Across the six state universities, there was an increase of 1,467 students (1.7 percent), and Washburn University grew by 243 students. Community colleges experienced an increase of 643 students (1.1 percent), while technical colleges saw an increase of 871 students (8.6 percent).
View preliminary fall enrollment summaries in both headcount and full-time equivalent enrollment for each public higher education institution in Kansas here. Enrollment numbers may also be accessed at stats.kansasregents.org through the Fall Census tab.
Full-time equivalency is calculated by dividing the total number of undergraduate credit hours taken in a semester by 15 and graduate credit hours by 12.
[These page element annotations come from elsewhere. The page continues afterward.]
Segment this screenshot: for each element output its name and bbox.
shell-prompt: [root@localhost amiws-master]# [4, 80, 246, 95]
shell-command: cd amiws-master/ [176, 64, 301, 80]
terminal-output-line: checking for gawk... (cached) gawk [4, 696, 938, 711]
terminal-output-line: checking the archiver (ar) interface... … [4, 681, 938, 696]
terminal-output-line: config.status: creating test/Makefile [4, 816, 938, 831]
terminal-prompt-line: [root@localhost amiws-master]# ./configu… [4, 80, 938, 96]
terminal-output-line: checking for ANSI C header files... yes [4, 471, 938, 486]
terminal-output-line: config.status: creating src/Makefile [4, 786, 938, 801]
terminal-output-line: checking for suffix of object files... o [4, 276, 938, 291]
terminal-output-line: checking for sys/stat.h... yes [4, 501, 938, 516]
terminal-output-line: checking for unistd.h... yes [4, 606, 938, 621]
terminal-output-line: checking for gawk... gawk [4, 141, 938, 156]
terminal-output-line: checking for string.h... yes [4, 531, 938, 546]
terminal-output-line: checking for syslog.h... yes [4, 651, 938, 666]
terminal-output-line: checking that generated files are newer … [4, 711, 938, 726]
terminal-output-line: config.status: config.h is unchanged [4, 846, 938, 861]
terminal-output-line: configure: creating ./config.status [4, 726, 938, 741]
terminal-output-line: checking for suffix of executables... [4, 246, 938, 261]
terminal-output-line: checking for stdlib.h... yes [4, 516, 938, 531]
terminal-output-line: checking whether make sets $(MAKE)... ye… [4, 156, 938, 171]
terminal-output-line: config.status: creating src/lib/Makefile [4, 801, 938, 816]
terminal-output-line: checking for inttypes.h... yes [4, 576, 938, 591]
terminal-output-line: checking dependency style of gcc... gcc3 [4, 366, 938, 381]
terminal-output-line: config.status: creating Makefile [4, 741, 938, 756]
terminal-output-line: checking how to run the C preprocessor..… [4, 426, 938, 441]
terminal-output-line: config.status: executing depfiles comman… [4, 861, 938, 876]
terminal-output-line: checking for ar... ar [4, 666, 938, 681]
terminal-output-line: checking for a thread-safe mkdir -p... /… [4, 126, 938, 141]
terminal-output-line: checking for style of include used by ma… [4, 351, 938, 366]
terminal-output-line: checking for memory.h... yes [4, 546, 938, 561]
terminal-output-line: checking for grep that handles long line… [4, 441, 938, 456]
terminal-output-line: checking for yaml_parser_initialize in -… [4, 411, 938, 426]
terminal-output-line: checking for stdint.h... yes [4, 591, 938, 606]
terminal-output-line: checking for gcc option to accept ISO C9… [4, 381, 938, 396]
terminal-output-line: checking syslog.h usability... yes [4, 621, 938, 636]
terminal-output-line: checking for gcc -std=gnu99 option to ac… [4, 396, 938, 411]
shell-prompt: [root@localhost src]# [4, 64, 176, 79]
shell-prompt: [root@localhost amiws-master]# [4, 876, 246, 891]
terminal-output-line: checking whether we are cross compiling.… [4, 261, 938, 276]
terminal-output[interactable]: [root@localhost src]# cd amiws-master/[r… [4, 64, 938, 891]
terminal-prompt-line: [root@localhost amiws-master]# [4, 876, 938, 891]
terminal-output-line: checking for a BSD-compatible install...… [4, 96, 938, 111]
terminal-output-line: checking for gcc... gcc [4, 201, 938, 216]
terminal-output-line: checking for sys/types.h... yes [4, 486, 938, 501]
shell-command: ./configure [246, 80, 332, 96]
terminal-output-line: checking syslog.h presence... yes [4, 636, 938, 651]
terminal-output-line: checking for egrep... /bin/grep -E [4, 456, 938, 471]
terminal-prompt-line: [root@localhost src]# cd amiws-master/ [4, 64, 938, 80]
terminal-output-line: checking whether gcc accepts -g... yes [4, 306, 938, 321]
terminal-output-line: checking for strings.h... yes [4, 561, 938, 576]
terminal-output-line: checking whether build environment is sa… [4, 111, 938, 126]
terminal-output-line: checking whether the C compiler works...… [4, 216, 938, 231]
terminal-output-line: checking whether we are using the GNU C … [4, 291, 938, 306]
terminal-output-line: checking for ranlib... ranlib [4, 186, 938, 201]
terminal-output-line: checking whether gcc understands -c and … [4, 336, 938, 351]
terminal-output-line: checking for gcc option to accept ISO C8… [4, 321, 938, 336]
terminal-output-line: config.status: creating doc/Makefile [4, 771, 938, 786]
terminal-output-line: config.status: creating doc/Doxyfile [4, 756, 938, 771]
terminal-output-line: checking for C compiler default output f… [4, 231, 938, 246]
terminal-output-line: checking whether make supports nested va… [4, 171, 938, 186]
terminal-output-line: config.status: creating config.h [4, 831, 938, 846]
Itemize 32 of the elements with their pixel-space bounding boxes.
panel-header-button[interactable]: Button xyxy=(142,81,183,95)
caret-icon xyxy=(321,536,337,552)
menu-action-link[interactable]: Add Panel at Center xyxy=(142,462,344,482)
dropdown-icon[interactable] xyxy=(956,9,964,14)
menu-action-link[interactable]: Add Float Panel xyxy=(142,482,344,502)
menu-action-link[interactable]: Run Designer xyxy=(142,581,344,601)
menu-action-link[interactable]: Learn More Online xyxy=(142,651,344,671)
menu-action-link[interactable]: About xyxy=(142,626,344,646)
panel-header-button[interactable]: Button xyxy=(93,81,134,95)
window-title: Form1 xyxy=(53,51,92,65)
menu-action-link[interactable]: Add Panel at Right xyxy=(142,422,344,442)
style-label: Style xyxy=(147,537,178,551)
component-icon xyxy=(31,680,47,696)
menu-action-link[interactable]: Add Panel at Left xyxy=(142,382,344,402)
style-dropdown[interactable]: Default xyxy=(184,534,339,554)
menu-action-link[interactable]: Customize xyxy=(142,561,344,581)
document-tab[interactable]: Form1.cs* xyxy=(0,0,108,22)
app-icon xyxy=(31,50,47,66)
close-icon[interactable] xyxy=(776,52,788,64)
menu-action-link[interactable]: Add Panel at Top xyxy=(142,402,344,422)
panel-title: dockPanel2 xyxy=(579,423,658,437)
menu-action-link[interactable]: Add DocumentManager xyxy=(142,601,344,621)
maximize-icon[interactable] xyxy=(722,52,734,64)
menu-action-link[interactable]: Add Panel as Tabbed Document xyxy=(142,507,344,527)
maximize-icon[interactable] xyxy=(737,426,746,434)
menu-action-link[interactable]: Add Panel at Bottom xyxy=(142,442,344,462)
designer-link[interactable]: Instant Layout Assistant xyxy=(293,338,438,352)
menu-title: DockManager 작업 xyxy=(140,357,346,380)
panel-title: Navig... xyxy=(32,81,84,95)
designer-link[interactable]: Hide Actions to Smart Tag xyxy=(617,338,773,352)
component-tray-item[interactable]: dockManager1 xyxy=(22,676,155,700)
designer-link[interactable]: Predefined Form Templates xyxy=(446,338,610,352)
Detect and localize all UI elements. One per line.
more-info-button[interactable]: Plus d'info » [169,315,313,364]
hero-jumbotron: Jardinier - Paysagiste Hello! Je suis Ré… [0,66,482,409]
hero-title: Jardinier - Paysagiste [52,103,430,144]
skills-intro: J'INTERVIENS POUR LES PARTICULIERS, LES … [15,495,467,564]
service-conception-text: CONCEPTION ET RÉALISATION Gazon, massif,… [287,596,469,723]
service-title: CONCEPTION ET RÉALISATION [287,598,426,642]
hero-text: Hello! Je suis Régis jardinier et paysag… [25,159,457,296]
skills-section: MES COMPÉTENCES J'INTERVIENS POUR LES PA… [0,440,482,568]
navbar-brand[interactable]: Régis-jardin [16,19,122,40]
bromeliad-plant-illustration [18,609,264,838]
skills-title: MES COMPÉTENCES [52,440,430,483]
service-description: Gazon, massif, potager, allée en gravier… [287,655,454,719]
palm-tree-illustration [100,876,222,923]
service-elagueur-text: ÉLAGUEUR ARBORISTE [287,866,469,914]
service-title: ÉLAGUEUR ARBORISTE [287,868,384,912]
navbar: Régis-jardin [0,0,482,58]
For more information, please contact Matt Keith at (785) 430-4237 or
About the Kansas Board of Regents
The nine-member Kansas Board of Regents is the governing board of the state’s six universities and the statewide coordinating board for the state’s 32 public higher education institutions (six state universities, one municipal university, nineteen community colleges, and six technical colleges). In addition, the Board administers the state’s student financial aid, adult education, high school equivalency, and career and technical education programs. Private proprietary schools and out-of-state institutions are authorized by the Kansas Board of Regents to operate in Kansas.